Govt Spending CDFeedback on my “three and three” analysis is most welcome, as are comparisons to the implementation of neoliberalism in other countries.  And once again I highly recommend the whole CD compilation.

 

2 comments

  • I think Keynesian-leaning economists need to make assertions like ‘free-market ideology didn’t deliver promised prosperity’ and then back it up with facts. It would appear the free-market reforms of the past 30 years have failed in every respect. When do we stop fooling around with theory and look at real world results? Especially when compared to the phenomenal success of the Keynesian post-war era?

    Milton Friedman revived free-market ideology (which crashed and burned in the Great Depression,) by claiming the cause was all bad monetary policy (from which he developed monetarism.) Keynesians really need to explain the high inflation of the 1970s to revive the Keynesian system.

    I believe the Keynesian model explains it well enough in simple terms: government policy used as a counterweight to the business cycle with fiscal, monetary and regulatory measures.

    So during the Great Depression or presently during the Great Recession, the counterweight has to go heavy: big fiscal stimulus, zero-bound interest rates, perhaps raise the inflation target in the medium term.

    During the 1970s, the counterweight had to go heavy in the other direction: austerity measures, high interest rates and a freeze on wages and strikes. Given the damage the Volcker Shock caused (and the heavy-handed disinflation measures of the 1990s,) we would’ve been better off using all government tools together to get a handle on it.
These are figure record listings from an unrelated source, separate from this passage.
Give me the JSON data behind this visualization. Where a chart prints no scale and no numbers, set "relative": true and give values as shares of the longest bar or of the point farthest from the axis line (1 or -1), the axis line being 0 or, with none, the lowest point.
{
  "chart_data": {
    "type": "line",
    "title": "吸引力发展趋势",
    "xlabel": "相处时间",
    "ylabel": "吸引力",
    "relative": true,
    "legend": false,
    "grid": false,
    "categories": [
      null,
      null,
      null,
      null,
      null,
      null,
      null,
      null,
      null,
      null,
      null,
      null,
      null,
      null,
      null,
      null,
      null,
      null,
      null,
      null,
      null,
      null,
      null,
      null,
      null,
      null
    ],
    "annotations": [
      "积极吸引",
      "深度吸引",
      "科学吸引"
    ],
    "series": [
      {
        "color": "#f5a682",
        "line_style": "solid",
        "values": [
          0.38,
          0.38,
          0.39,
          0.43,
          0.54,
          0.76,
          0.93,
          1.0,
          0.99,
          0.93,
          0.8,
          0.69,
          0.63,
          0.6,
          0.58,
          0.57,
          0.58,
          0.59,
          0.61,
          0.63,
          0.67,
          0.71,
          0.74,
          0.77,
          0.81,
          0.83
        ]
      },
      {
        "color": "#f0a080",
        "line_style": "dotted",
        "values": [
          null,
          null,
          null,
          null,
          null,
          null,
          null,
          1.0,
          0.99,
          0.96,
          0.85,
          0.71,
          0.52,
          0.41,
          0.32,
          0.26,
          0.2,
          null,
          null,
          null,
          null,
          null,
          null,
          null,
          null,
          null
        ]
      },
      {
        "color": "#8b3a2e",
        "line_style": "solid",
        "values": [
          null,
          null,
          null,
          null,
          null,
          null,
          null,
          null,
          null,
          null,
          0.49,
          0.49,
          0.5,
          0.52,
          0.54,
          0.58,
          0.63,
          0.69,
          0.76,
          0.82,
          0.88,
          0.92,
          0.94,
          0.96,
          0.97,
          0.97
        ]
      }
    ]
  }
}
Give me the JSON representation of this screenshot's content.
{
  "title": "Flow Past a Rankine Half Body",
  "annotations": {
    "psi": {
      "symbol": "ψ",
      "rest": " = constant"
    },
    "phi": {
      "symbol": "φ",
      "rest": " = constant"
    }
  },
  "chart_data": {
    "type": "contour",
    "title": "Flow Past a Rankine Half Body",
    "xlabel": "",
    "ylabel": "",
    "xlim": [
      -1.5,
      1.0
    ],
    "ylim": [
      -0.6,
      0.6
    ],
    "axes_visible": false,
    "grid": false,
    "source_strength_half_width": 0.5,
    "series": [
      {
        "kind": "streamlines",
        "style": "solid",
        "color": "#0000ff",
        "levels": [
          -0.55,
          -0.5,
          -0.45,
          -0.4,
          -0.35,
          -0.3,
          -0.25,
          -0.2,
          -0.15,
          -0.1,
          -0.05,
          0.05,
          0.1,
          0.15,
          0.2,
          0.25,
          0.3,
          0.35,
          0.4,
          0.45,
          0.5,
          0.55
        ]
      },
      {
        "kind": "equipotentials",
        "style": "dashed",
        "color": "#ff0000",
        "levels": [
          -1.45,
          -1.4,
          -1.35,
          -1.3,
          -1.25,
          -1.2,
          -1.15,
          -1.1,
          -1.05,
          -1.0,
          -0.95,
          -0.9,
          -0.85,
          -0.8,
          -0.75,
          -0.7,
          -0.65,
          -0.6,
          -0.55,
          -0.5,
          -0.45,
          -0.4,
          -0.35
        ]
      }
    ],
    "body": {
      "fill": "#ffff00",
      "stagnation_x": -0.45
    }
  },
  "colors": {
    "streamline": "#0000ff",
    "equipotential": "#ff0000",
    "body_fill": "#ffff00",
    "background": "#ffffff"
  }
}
    Over the past 30 years, the central banks have commandeered the economy on the absurd pretense of a technocracy that doesn’t exist. They made many mistakes including the attempt to eliminate the business cycle. But inflation targeting is really just Keynesian economics less the fiscal and regulatory measures. Therefore we would be better off with cooperation between government and the central bank to use all policies together to control the economy in the most efficient way possible.

  • given the transformations underway within the financial aspects of the economy- and the housing bubble and consumer credit paced growth strategy- I do think you might want to add into this the financialization of the economy- in fact I do think it might even be more important that the staples switch that Harper pushed us towards- especially oil.

    The rational- can you imagine what the economy would look like right now if the neo-cons- given the failure of the economy under traditional wage led growth economics of capital, had not pumped up the housing sector- using the financialization aspects to help leverage the banks in their derivative trading and international pursuits of commidifying money outside the circuits of productive capital.

    Think about that- they built an international process to print ficticious money and attach real value to it, control the world’s governments monetary policy and helped prop wages up to home owners- who were already mainly middle classed and very powerful in the electorate. What a beautiful piece of economic engineering to maintain control- that is if you happen to be a profit maximizer and political hegemon.

    And I am not supporting the housing bubble- but I will say this- it saved the asses of the wealthy and might actually saved capitalism- or at least its demise into a slow rot into the abyss as the population gets eventually dragged onto a burning ship to the sun- sponsored by Coca-cola or is it Pepsi.

    So I think you missed a massive piece there Jimbo. I would redefine number 3.